Not knowing that you have a disease means that you might go without treatment, leaving room for the disease to get worse. Acid reflux patients who have mild or no symptoms of their disease are more likely to get cancer than those with really bad acid reflux symptoms.
"Get screened for cancer if you have heartburn."
Blair A. Jobe, M.D., a professor and director of esophageal research and esophageal diagnostics and therapeutic endoscopy at the University of Pittsburgh, and colleagues found that many patients with adenocarcinoma - a cancer that often affects the esophagus - did not know they had Barrett's esophagus, a condition that increases the risk of cancer.
Acid reflux disease can lead to Barrett's esophagus. In patients with Barrett's esophagus, the lining of a patient's esophagus has changed into something more like the lining of the intestine. This change usually happens because of repeated contact with acids that come up from the stomach as a result of acid reflux disease.
According to Dr. Jobe, most patients with bad acid reflux symptoms are tested for Barrett's esophagus, while those with little to no symptoms are not tested. Nevertheless, patients without symptoms can go on to develop Barrett's esophagus. As a result, says Dr. Jobe, many acid reflux patients do not know they have Barrett's esophagus until it is too late and the condition has turned into cancer.
In order to come to these findings, Dr. Jobe and his fellow researchers studied 769 acid reflux patients who were getting their first upper endoscopy - a screening test in which a small camera is led through the esophagus and stomach to look for tissue changes.
The patients were put into one of three groups. Patients in the first group had been recommended to get an upper endoscopy regardless of their symptoms. Patients in the second group had ordinary symptoms of acid reflux, such as heartburn, regurgitation, and trouble swallowing. Patients in the third group less common symptoms like hoarseness, the need to clear the throat, mucus, coughing, and feeling a lump in the throat.
Almost 16 percent of the study's participants had Barrett's esophagus or adenocarcinoma.
Patients who were taking proton pump inhibitors (PPIs) - acid reflux drugs that lower the production of acid - were 61 percent more likely to have Barrett's esophagus or adenocarcinoma if they said they had no serious acid reflux symptoms, compared to patients taking PPIs that said they had serious symptoms.
Dr. Jobe says these results show that even acid reflux patients without symptoms should get screened for Barrett's esophagus. If patients are screened early enough, the chances of spotting Barrett's esophagus before it turns to cancer are much better.

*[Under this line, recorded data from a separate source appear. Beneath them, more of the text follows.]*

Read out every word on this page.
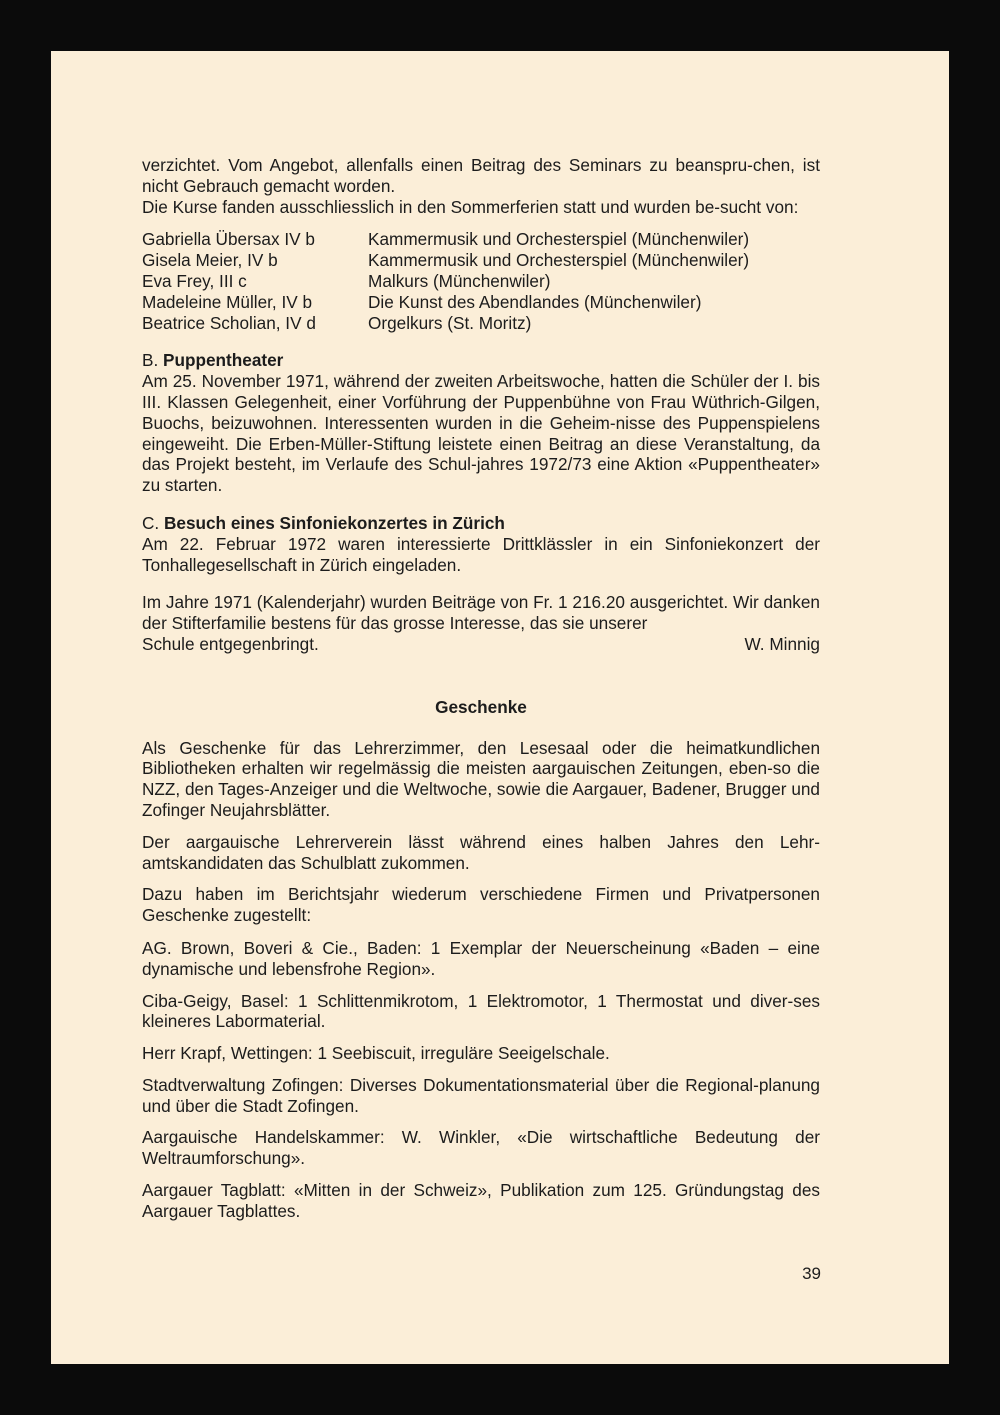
verzichtet. Vom Angebot, allenfalls einen Beitrag des Seminars zu beanspru-chen, ist nicht Gebrauch gemacht worden.

Die Kurse fanden ausschliesslich in den Sommerferien statt und wurden be-sucht von:

Gabriella Übersax IV b	Kammermusik und Orchesterspiel (Münchenwiler)
Gisela Meier, IV b	Kammermusik und Orchesterspiel (Münchenwiler)
Eva Frey, III c	Malkurs (Münchenwiler)
Madeleine Müller, IV b	Die Kunst des Abendlandes (Münchenwiler)
Beatrice Scholian, IV d	Orgelkurs (St. Moritz)

B. Puppentheater

Am 25. November 1971, während der zweiten Arbeitswoche, hatten die Schüler der I. bis III. Klassen Gelegenheit, einer Vorführung der Puppenbühne von Frau Wüthrich-Gilgen, Buochs, beizuwohnen. Interessenten wurden in die Geheim-nisse des Puppenspielens eingeweiht. Die Erben-Müller-Stiftung leistete einen Beitrag an diese Veranstaltung, da das Projekt besteht, im Verlaufe des Schul-jahres 1972/73 eine Aktion «Puppentheater» zu starten.

C. Besuch eines Sinfoniekonzertes in Zürich

Am 22. Februar 1972 waren interessierte Drittklässler in ein Sinfoniekonzert der Tonhallegesellschaft in Zürich eingeladen.

Im Jahre 1971 (Kalenderjahr) wurden Beiträge von Fr. 1 216.20 ausgerichtet. Wir danken der Stifterfamilie bestens für das grosse Interesse, das sie unserer

Schule entgegenbringt.	W. Minnig

Geschenke

Als Geschenke für das Lehrerzimmer, den Lesesaal oder die heimatkundlichen Bibliotheken erhalten wir regelmässig die meisten aargauischen Zeitungen, eben-so die NZZ, den Tages-Anzeiger und die Weltwoche, sowie die Aargauer, Badener, Brugger und Zofinger Neujahrsblätter.

Der aargauische Lehrerverein lässt während eines halben Jahres den Lehr-amtskandidaten das Schulblatt zukommen.

Dazu haben im Berichtsjahr wiederum verschiedene Firmen und Privatpersonen Geschenke zugestellt:

AG. Brown, Boveri & Cie., Baden: 1 Exemplar der Neuerscheinung «Baden – eine dynamische und lebensfrohe Region».

Ciba-Geigy, Basel: 1 Schlittenmikrotom, 1 Elektromotor, 1 Thermostat und diver-ses kleineres Labormaterial.

Herr Krapf, Wettingen: 1 Seebiscuit, irreguläre Seeigelschale.

Stadtverwaltung Zofingen: Diverses Dokumentationsmaterial über die Regional-planung und über die Stadt Zofingen.

Aargauische Handelskammer: W. Winkler, «Die wirtschaftliche Bedeutung der Weltraumforschung».

Aargauer Tagblatt: «Mitten in der Schweiz», Publikation zum 125. Gründungstag des Aargauer Tagblattes.

39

This study - which is published in the Archives of Surgery - was financially supported by the Robert Anthony McHugh Research Fund for the Prevention and Early Detection of Esophageal Cancer; the David Gold and Irene Blumenkrantz Esophageal Cancer Research Fund; the Sampson Family Endowed Chair; the UPMC Heart, Lung and Esophageal Surgery Institute; the American Surgical Association Foundation Fellowship Award; and grants from the National Institutes of Health.